Ponds and shallow lakes are sensitive to eutrophication, which often increases turbidity and produces toxic algal blooms. Previous research has found that the presence of macrophytes in shallow water bodies can mitigate the effects of nutrient loading by promoting water clarity and inhibiting phytoplankton growth. However, there is still little known about how macrophyte abundance modifies the response of phytoplankton taxonomic assemblages, particularly their functional composition, to nutrient loading.
We investigated how macrophyte abundance altered phytoplankton assemblages using experimental ponds that were treated with a nutrient press. Natural communities of phytoplankton, zooplankton, and fish were seeded in ponds with one of three levels of macrophyte abundance that received weekly nutrient additions. A total of nine ponds (each treatment in triplicate) were monitored for 76 days.
Analyses of Shannon's diversity and functional dispersion revealed significant variation in phytoplankton assemblage composition among macrophyte treatments and through time. Phytoplankton biovolume, community metrics, and the dominant traits were generally more stable in the high macrophyte treatment ponds.

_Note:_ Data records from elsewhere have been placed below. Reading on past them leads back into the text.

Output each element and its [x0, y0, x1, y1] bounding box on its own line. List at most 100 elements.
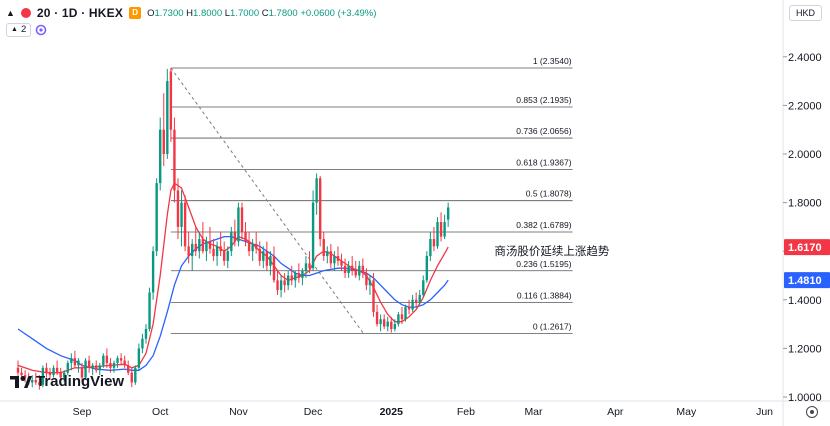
candle-body — [176, 190, 180, 227]
candle-body — [318, 178, 322, 240]
candle-body — [127, 365, 130, 373]
fib-level-label: 0.236 (1.5195) — [516, 259, 571, 269]
tradingview-logo: TradingView — [10, 373, 124, 390]
candle-body — [166, 81, 169, 154]
candle-body — [70, 358, 73, 363]
x-tick-label: Feb — [457, 406, 475, 418]
candle-body — [265, 251, 269, 266]
chart-annotation: 商汤股价延续上涨趋势 — [494, 244, 609, 258]
candle-body — [201, 239, 205, 252]
candle-body — [247, 241, 251, 252]
candle-body — [91, 365, 94, 368]
refresh-icon[interactable] — [35, 24, 47, 36]
candle-body — [212, 248, 215, 257]
candle-body — [237, 207, 240, 242]
candle-body — [173, 129, 176, 191]
candle-body — [386, 321, 389, 327]
fib-level-label: 0.5 (1.8078) — [526, 189, 572, 199]
fib-level-label: 0.116 (1.3884) — [517, 291, 572, 301]
fib-level-label: 0.618 (1.9367) — [516, 157, 571, 167]
candle-body — [414, 299, 418, 303]
candle-body — [144, 328, 148, 339]
indicators-toggle[interactable]: ▲ 2 — [6, 23, 32, 37]
candle-body — [297, 273, 301, 278]
candle-body — [404, 307, 407, 320]
y-tick-label: 1.8000 — [788, 198, 822, 210]
candle-body — [233, 231, 237, 242]
candle-body — [326, 251, 329, 257]
candle-body — [365, 273, 368, 286]
fib-trend-line — [170, 67, 364, 333]
candle-body — [393, 324, 397, 329]
candle-body — [130, 372, 133, 383]
close-value: 1.7800 — [268, 7, 298, 19]
candle-body — [283, 280, 286, 286]
candle-body — [148, 292, 151, 329]
candle-body — [272, 256, 276, 281]
candle-body — [38, 382, 41, 385]
x-tick-label: Nov — [229, 406, 248, 418]
candle-body — [23, 375, 27, 378]
x-tick-label: Dec — [304, 406, 323, 418]
x-tick-label: Sep — [73, 406, 92, 418]
candle-body — [191, 243, 194, 257]
ohlc-readout: O1.7300 H1.8000 L1.7000 C1.7800 +0.0600 … — [147, 8, 376, 19]
candle-body — [379, 319, 382, 325]
price-label-bg — [784, 272, 830, 289]
candle-body — [436, 222, 439, 247]
x-tick-label: 2025 — [380, 406, 404, 418]
y-tick-label: 1.0000 — [788, 392, 822, 404]
candle-body — [109, 362, 112, 368]
candle-body — [422, 280, 425, 295]
candle-body — [279, 280, 283, 291]
candle-body — [198, 239, 201, 252]
y-tick-label: 1.4000 — [788, 295, 822, 307]
x-tick-label: Oct — [152, 406, 168, 418]
collapse-chevron-icon[interactable]: ▲ — [6, 8, 15, 18]
candle-body — [439, 222, 443, 237]
candle-body — [194, 243, 197, 252]
candle-body — [73, 358, 77, 366]
candle-body — [251, 243, 254, 252]
candle-body — [443, 222, 446, 237]
y-tick-label: 2.0000 — [788, 149, 822, 161]
candle-body — [205, 241, 208, 252]
candle-body — [141, 338, 144, 349]
candle-body — [390, 321, 393, 329]
symbol-title[interactable]: 20 · 1D · HKEX — [36, 6, 124, 20]
candle-body — [45, 367, 48, 373]
candle-body — [84, 360, 87, 378]
candle-body — [226, 251, 229, 261]
price-label: 1.4810 — [788, 275, 822, 287]
candle-body — [87, 360, 91, 368]
settings-gear-icon[interactable] — [806, 406, 818, 418]
x-tick-label: Mar — [524, 406, 543, 418]
candle-body — [354, 270, 357, 276]
candle-body — [98, 365, 101, 371]
candle-body — [230, 231, 233, 252]
candle-body — [336, 256, 340, 261]
candle-body — [358, 265, 361, 276]
high-value: 1.8000 — [193, 7, 223, 19]
data-delay-badge[interactable]: D — [129, 7, 142, 19]
currency-selector[interactable]: HKD — [788, 5, 822, 21]
candle-body — [347, 265, 350, 274]
candle-body — [34, 379, 37, 383]
y-tick-label: 2.2000 — [788, 100, 822, 112]
candle-body — [322, 239, 325, 257]
candle-body — [269, 256, 272, 266]
candle-body — [41, 367, 45, 385]
indicator-count: 2 — [20, 24, 27, 35]
candle-body — [400, 314, 404, 320]
candle-body — [180, 202, 183, 227]
candle-body — [134, 367, 137, 383]
candle-body — [301, 270, 304, 278]
candle-body — [116, 358, 119, 363]
candle-body — [290, 275, 293, 281]
candle-body — [340, 260, 343, 266]
close-label: C — [261, 7, 269, 19]
candle-body — [254, 243, 258, 249]
candle-body — [155, 183, 158, 252]
candle-body — [31, 379, 34, 383]
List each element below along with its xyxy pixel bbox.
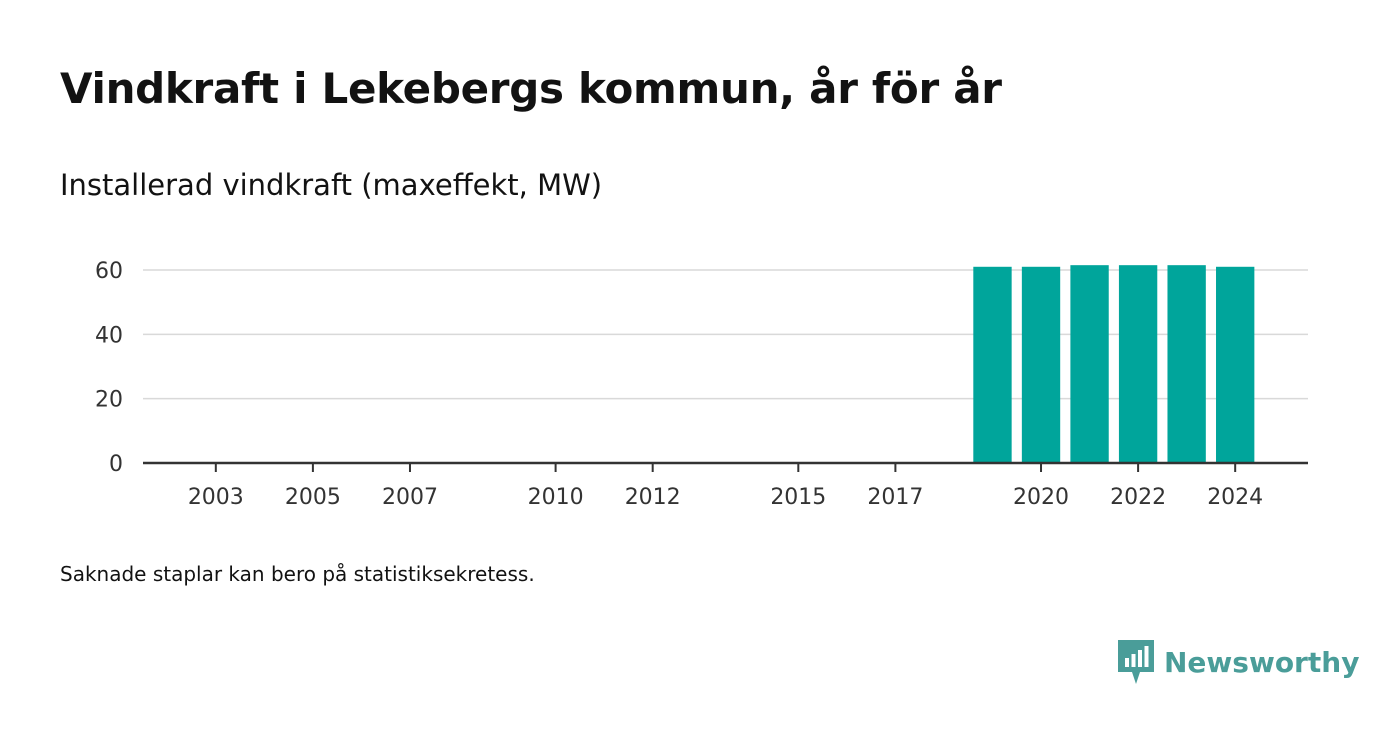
y-tick-label: 40 [95,323,123,348]
x-tick-label: 2020 [1013,485,1069,510]
footnote: Saknade staplar kan bero på statistiksek… [60,562,535,586]
bar-2023 [1167,265,1206,463]
x-tick-label: 2017 [867,485,923,510]
chart-subtitle: Installerad vindkraft (maxeffekt, MW) [60,168,603,202]
bar-2021 [1070,265,1109,463]
bar-2019 [973,266,1012,463]
y-tick-label: 20 [95,388,123,413]
bars [973,265,1255,463]
x-tick-label: 2005 [285,485,341,510]
axes: 0 20 40 60 2003 2005 2007 2010 2012 2015 2017 2020 2… [95,259,1308,510]
x-tick-label: 2010 [528,485,584,510]
brand-logo: Newsworthy [1118,640,1359,684]
y-tick-label: 0 [109,452,123,477]
x-tick-label: 2012 [625,485,681,510]
bar-2020 [1021,266,1061,463]
newsworthy-logo-icon [1118,640,1154,684]
x-tick-label: 2003 [188,485,244,510]
x-tick-label: 2015 [770,485,826,510]
bar-2022 [1118,265,1158,463]
gridlines [143,269,1308,400]
x-tick-label: 2022 [1110,485,1166,510]
chart-title: Vindkraft i Lekebergs kommun, år för år [60,64,1002,113]
y-tick-label: 60 [95,259,123,284]
brand-name: Newsworthy [1164,645,1360,679]
x-tick-label: 2024 [1207,485,1263,510]
bar-2024 [1216,266,1255,463]
x-tick-label: 2007 [382,485,438,510]
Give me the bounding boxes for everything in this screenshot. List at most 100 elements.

Although nutrient loading did not induce a regime change to a turbid, phytoplankton‐dominated state, phytoplankton assemblages did shift to a dominance of larger, inedible taxa and metaphyton became more abundant in ponds with macrophytes and zooplankton assemblages shifted to smaller species.
Our study demonstrates how functional traits and functional diversity metrics can provide richer insights into the dynamics and causes of shifts in shallow freshwater ecosystems. Macrophyte densities clearly played a significant role in shaping phytoplankton assemblages. Based on the functional traits of phytoplankton distinguished among treatments, we inferred that competition for light, grazing, and, probably, allelochemicals were mechanisms through which macrophytes mediated changes in phytoplankton assemblages.